The procedure promises to help women who carry defective genes that can lead to devastating mitochondrial problems in children, including blindness, organ failure and stroke. It might eventually also help resolve some types of infertility.
"These (people) really have terrible diseases and everybody wants to be able to treat them," said Evan Snyder, a stem cell biologist and head of the FDA's Cellular, Tissues and Gene Therapies Advisory Committee. "There is just not enough preclinical data to suggest how to do that and how to do it safely."
The committee considered what scientists would need to do before they could try the technique in people, and whether it would be possible to design a clinical trial to answer the many outstanding questions about the procedure.

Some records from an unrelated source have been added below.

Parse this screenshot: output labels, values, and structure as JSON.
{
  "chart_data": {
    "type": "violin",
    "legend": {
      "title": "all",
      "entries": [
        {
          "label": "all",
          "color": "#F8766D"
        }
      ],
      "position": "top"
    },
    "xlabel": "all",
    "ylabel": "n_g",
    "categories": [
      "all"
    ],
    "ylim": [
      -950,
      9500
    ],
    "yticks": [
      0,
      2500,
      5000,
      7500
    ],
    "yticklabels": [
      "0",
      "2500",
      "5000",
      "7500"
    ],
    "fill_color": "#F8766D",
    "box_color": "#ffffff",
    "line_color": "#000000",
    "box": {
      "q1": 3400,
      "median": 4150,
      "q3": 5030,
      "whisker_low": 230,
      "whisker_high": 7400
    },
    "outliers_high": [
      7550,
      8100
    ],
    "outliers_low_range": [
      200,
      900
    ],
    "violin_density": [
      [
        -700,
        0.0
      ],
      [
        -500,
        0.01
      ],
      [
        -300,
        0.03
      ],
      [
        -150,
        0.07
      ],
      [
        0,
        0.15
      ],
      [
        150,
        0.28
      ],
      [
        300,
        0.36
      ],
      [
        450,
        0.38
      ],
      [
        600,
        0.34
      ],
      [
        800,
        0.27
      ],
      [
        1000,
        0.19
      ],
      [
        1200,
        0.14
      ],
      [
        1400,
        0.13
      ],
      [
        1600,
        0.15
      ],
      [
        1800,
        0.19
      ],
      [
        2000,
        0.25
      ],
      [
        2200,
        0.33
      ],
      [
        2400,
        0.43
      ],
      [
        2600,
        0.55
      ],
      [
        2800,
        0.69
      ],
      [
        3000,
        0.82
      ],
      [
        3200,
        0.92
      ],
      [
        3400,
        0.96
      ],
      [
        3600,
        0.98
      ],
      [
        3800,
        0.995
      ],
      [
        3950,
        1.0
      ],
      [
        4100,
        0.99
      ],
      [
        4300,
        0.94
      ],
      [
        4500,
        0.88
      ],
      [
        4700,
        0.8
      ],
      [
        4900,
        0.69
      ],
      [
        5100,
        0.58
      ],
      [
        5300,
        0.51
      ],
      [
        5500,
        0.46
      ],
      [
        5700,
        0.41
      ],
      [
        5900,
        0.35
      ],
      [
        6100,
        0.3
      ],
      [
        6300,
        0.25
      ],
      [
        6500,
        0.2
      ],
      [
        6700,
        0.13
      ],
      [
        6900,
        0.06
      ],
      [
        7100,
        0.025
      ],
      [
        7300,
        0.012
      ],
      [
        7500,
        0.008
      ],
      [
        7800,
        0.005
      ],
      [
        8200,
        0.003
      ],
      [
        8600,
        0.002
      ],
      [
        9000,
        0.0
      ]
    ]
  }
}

"Then we can see whether that's in any way feasible or acceptable," said Snyder, a stem cell biologist at the Sanford/Burnham Medical Research Institute in La Jolla, Calif. Snyder, also in the department of pediatrics at the University of California San Diego, said he does not think the committee or the FDA will address the topic again within the year, though it will likely come up again after more animal research has been completed.
David Prentice, a cell biologist and senior fellow for life sciences at the Family Research Council, a conservative advocacy group, told the panel he strongly objects to any mixing of genetic material.
"The individuals created are experiments," he said by phone after the meeting ended. "You're actually creating and destroying young human life which we object to. It just seems a very wrongheaded way to proceed."